La preguntita de marras comenzó mucho después, cuando me hice cargo de la música en la Compañía Antonio Gades, primero los compañeros, pero enseguida comenzó a suceder en los viajes, en las cenas después de una función, en las entrevistas y, sobre todo, en Madrid, ciudad en la que viví muchos años. Cuando dejé la Compañía y me trasladé a Cádiz –cambié Gades por Cádiz– la pregunta era constante, hasta que mi amigo Javier Osuna un día soltó: ¿Pero hay algo más gaditano que un gallego? A partir de entonces suelto la coletilla de Javi siempre que alguien, cada vez menos, la verdad, me sale con la cancioncita.
«Acabé en la investigación y la docencia y, gracias a Gades, pude ser flamenco unos años, y por mor de Enrique y los Magos de Malasaña viví como un flamenco otros tantos. Para un gallego no está mal»

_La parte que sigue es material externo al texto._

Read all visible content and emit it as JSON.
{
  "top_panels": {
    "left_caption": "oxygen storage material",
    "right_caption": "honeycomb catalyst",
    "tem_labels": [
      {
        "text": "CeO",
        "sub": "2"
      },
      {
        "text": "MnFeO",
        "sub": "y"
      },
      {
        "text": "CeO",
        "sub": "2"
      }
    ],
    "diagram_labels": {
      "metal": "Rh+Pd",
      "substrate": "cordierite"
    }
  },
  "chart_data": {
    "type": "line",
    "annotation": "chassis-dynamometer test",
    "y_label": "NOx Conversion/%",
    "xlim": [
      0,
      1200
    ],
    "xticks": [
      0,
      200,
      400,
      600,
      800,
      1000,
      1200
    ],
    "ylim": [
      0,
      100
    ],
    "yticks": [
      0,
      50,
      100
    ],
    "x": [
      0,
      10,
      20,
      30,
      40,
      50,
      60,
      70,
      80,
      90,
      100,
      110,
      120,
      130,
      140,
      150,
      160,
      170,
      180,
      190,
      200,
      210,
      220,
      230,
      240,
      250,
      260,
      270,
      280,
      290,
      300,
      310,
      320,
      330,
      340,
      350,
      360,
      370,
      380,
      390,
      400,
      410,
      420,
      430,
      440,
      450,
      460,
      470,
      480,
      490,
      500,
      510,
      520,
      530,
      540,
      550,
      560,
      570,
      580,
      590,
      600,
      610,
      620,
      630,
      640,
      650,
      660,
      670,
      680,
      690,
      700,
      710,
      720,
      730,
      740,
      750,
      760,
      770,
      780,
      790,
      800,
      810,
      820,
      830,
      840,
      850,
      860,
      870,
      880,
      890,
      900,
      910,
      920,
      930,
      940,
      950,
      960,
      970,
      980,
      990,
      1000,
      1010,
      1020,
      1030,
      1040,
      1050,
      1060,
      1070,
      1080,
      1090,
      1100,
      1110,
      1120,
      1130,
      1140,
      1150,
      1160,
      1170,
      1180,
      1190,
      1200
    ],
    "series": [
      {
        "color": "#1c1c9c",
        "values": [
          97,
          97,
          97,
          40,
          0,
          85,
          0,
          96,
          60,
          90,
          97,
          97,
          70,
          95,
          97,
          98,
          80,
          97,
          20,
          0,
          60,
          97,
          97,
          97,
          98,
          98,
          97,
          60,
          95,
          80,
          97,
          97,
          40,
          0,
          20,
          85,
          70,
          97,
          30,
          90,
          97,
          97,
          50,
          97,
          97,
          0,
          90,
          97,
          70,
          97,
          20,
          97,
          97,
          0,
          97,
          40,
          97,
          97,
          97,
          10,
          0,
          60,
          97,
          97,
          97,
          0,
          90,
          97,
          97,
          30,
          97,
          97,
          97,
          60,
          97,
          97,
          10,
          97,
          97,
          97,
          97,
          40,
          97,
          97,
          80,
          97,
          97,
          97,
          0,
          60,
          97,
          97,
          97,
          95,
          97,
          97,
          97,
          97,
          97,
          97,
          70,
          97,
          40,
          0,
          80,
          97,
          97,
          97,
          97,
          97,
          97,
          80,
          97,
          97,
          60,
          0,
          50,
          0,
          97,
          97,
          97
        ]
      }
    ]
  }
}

Como si los gallegos fuésemos negados para la cosa flamenca. He escuchado muchas veces ante un cante, falseta o pataíta, a modo de crítica: “Eso está pa Cuenca”. Y también, muy a mi pesar, “pa Pontevedra”, mi provincia. Aunque me consuela haber oído también “pa Pamplona”, siendo como es la patria chica del gran Sabicas. También he encontrado alivio al compartir nombre de pila con Faustino Conde, el guitarrero madrileño sobrino de Esteso, y con el gran Tino di Geraldo. Lo cierto es que jamás me he sentido un bicho raro. Yo, como dicen Los Van Van, soy normal, natural.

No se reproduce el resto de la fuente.